Self-constructing a lattice-oxygen-stabilized interface in Li-rich cathodes to enable high-energy all-solid-state batteries

Abstract

Employing lithium-rich oxides as cathode materials offers an ideal option for achieving high-energy all-solid-state lithium batteries (ASSLBs), while lithium-rich cathode materials are usually hard to directly match with solid-state electrolytes (SSEs), severely limiting the capacity utilization of the high-capacity cathodes in ASSLBs. Here, a composite cathode system with only SSEs and lithium-rich oxides is used to investigate the compatibility, where the single-crystal Li₂RuO₃ (LRO) with high electronic conductivity is selected as a model lithium-rich oxide to avoid additional conductive carbon interfaces. By matching with two classical SSEs, Li₆PS₅Cl and Li₃InCl₆ (LIC), we reveal that the interface compatibility of SSEs/LRO, especially the compatibility of SSEs with the oxidized lattice oxygen (O⁽²⁻ⁿ⁾⁻, 0 < n < 2) of LRO, is the dominant factor of the electrochemical properties.

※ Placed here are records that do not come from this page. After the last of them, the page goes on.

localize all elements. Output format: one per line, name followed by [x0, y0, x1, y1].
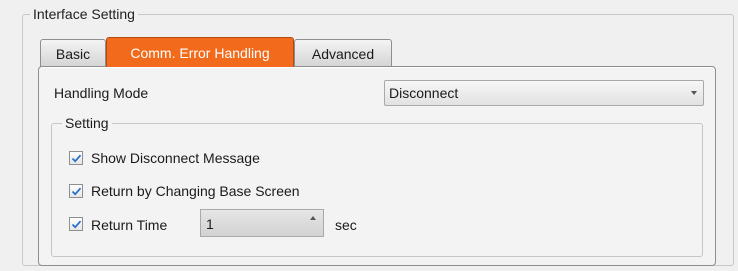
handling-mode-label: Handling Mode [54, 85, 149, 101]
chevron-down-icon [691, 91, 697, 95]
show-disconnect-message-checkbox[interactable] [69, 151, 83, 165]
setting-title: Setting [62, 114, 112, 132]
checkmark-icon [71, 220, 82, 229]
tab-basic[interactable]: Basic [40, 39, 106, 67]
interface-setting-title: Interface Setting [30, 5, 138, 23]
return-by-changing-base-screen-checkbox[interactable] [69, 184, 83, 198]
return-time-checkbox[interactable] [69, 217, 83, 231]
spin-up-icon[interactable] [310, 216, 316, 220]
return-time-input[interactable]: 1 [200, 209, 324, 237]
handling-mode-value: Disconnect [389, 85, 459, 101]
tab-advanced[interactable]: Advanced [294, 39, 392, 67]
return-time-unit: sec [335, 217, 357, 233]
show-disconnect-message-label: Show Disconnect Message [91, 150, 260, 166]
checkmark-icon [71, 187, 82, 196]
return-by-changing-base-screen-label: Return by Changing Base Screen [91, 183, 300, 199]
return-time-value: 1 [206, 216, 214, 232]
return-time-label: Return Time [91, 217, 168, 233]
handling-mode-dropdown[interactable]: Disconnect [384, 80, 704, 106]
checkmark-icon [71, 154, 82, 163]
tab-comm-error-handling[interactable]: Comm. Error Handling [106, 37, 294, 67]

Furthermore, a self-constructed lattice-oxygen-stabilized interface formed by the interaction of indium with O⁽²⁻ⁿ⁾⁻ is first reported, which effectively prevents the O loss and interface degradation of LRO, resulting in a reversible capacity of 294.0 mA h g⁻¹ with an initial coulombic efficiency of 98.1% and a capacity retention of 99.6% after 300 cycles, as well as a specific energy of 495 W h kg⁻¹ based on the mass of a 30 wt%-LIC/70 wt%-LRO composite cathode and Li anode.